Les Talibans sont aux portes de Kaboul. Ahmad Massoud, le fils du commandant Massoud (assassiné par al-Qaïda en septembre 2001), est à la tête des combattants de la liberté de la région du Panchir. Dans une lettre adressée à Bernard-Henri Lévy et publiée par le JDD, il supplie le soutien de la France afin de bloquer la terrible offensive vengeresse en cours suite à l’abandon du pays par les Américains.
En ces heures dramatiques pour mon pays, l’Afghanistan, dont vous êtes depuis quarante ans le défenseur infatigable, je m’adresse à vous avec toute la confiance que nous avons en vous, mon père hier, mes commandants et moi aujourd’hui. Kunduz, Herat, Kandahar sont tombées aux mains criminelles des talibans et Kaboul, la capitale, est sous leur menace directe, avec le départ des Américains et, bientôt, des derniers diplomates étrangers.
Je vous sais plus que jamais à nos côtés et je vous conjure d’intervenir à Paris qui, grâce à vous, honora la mémoire de mon père, au printemps dernier, en lui dédiant un lieu à son nom au bas de l’avenue des Champs-Elysées. Je connais vos idéaux, cher Bernard-Henri Lévy. Je vous ai vu à l’œuvre, à nos côtés, il y a quelques mois encore, lors de votre récent reportage sur l’Afghanistan libre. Et je vous demande d’être, une fois de plus, notre interprète auprès des autorités et de la population française.

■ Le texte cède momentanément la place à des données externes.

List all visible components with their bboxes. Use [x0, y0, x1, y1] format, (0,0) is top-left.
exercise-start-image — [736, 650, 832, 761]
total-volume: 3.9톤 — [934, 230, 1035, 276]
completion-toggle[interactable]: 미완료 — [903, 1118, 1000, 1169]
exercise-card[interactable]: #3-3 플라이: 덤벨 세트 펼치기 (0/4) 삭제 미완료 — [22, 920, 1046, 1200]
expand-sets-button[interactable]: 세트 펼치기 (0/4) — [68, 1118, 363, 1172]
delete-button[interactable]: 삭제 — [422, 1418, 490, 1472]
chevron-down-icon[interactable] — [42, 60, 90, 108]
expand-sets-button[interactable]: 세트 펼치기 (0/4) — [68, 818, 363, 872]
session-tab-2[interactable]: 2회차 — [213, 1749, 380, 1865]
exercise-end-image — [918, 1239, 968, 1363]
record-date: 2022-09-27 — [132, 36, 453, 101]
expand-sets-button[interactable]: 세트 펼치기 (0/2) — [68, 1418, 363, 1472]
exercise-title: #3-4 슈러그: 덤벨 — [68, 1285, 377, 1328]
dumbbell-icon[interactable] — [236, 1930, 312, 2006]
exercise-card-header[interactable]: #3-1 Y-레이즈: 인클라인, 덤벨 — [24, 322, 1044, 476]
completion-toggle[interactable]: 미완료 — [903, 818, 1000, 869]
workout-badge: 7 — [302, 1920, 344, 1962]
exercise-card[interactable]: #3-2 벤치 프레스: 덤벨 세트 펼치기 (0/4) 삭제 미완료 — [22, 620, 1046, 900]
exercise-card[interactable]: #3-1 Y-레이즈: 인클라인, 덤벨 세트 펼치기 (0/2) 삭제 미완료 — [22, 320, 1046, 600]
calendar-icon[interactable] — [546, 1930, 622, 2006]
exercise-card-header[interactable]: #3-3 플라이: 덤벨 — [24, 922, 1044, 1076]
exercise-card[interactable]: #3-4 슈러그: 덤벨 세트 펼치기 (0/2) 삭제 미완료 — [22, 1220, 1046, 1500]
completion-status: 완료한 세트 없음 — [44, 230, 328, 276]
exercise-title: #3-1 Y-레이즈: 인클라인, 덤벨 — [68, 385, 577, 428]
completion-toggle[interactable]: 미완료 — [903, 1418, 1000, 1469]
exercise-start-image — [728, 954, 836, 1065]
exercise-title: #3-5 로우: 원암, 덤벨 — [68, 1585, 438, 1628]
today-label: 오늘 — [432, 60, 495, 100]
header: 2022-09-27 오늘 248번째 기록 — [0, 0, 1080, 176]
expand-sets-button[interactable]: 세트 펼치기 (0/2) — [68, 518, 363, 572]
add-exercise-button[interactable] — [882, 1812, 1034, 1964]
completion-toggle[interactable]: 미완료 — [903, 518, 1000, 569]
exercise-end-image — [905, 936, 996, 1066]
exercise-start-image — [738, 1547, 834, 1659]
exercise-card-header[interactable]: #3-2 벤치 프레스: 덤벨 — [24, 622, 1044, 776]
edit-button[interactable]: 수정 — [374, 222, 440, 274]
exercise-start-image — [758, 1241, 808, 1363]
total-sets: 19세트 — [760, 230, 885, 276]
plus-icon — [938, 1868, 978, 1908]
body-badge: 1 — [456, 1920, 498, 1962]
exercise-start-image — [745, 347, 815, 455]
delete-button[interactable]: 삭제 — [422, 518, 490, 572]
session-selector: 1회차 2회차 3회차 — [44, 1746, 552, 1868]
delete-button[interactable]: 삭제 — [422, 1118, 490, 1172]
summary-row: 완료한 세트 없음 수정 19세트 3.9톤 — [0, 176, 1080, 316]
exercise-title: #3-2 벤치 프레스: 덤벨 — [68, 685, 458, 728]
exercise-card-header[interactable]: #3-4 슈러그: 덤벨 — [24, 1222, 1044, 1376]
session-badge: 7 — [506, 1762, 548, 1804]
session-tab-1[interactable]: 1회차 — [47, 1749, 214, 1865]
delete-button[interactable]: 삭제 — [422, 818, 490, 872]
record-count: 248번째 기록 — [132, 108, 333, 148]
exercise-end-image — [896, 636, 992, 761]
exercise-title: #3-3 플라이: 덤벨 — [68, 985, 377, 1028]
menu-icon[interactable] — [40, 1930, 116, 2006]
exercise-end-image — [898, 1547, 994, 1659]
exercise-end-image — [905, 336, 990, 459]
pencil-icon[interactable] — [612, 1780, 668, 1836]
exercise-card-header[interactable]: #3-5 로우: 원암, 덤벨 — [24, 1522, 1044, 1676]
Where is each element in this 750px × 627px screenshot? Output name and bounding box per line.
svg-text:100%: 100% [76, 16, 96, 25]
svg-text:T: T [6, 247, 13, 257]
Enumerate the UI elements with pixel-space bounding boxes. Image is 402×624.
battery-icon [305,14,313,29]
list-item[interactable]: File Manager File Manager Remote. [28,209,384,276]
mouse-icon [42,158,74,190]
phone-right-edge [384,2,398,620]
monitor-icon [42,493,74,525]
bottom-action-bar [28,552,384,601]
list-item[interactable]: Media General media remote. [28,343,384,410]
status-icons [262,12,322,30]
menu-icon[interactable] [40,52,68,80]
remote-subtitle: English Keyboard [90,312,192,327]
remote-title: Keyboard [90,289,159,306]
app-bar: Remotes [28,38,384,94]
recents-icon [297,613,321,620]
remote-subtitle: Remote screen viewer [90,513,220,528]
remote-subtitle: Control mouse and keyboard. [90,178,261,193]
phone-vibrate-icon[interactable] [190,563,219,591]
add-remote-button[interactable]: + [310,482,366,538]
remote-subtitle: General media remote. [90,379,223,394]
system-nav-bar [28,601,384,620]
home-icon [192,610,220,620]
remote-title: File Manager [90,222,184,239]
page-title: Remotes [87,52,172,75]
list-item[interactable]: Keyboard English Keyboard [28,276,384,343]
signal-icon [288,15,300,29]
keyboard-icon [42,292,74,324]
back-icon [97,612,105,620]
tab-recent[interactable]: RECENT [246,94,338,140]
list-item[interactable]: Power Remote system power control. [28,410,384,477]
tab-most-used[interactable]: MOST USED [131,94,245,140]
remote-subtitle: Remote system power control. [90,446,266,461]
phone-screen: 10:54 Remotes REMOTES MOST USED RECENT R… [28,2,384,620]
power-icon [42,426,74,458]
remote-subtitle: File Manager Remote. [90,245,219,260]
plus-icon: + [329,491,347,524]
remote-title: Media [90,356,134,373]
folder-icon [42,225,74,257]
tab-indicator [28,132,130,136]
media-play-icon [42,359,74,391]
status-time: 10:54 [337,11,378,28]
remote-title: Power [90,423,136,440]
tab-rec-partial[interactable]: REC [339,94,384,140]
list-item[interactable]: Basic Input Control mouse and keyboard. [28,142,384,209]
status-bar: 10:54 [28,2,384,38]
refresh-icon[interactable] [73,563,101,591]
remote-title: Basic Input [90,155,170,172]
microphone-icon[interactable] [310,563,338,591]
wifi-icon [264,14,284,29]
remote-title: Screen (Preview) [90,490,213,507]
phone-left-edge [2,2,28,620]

Il y a quelques jours, je citais à mes moudjahidines réunis au mausolée d’Ahmed Shah Massoud, dans notre vallée du Panshir, la phrase célèbre du Premier ministre Winston Churchill, quand l’Angleterre, après la chute de la France en juin 1940, resta seule face au nazisme. Vous aviez offert à mon père les Mémoires de guerre du général de Gaulle. La phrase y est inscrite en lettres de feu. Cette phrase terrible, qui a galvanisé le peuple anglais, c’est : « Je n’ai à vous offrir que du sang et des larmes ». Eh bien cette phrase est l’âme de notre résistance. Et je voudrais que vous le disiez, pour nous, au président Macron, à madame Hidalgo, aux Parisiens.
Dites-leur, s’il vous plaît, ce qui arriverait si Kaboul tombait demain : une vengeance terrible, les femmes de nouveau encagées, la servitude partout. Dites-leur, s’il vous plaît, que les talibans ne sont pas le problème du seul peuple afghan : l’Afghanistan, sous leur coupe, serait de nouveau le berceau du terrorisme islamique, les attentats contre vos pays démocratiques s’y fomenteraient comme par le passé. Dites-leur que ma région, le Panshir, restera, quoi qu’il arrive, le dernier bastion de la liberté afghane et dites-leur que notre liberté est, ici, comme en Irak avec vos amis kurdes, le rempart de vos libertés et de votre sécurité dans les belles rues de Paris.
Mais dites-leur, aussi, que le Panshir se prépare, pour la troisième fois en quarante ans, à subir les assauts des talibans et à les repousser – et qu’à la veille de cet assaut la situation est la suivante. Notre moral est intact. Nous savons d’expérience ce qui nous attend. Nous ne manquons ni d’hommes ni de vaillance. Et nous sommes résolus à nous battre jusqu’à notre dernier souffle. Mais nous ne pouvons pas mener ce combat seuls et nous manquons cruellement d’armes, de munitions, de ravitaillement.
Nos deux peuples, français et afghan, ont une longue histoire commune, faite d’idéaux partagés et de combats communs. Vos médecins, vos écrivains, ont laissé, vous l’avez constaté, plus d’une fois, de vos propres yeux, une trace indestructible dans l’esprit des miens. Ne nous abandonnez pas. Dites, je vous prie, au président Macron qui m’a fait l’honneur de me recevoir lors de ma visite à Paris, au mois d’avril dernier, que la France est notre dernier recours, le seul espoir qui nous reste.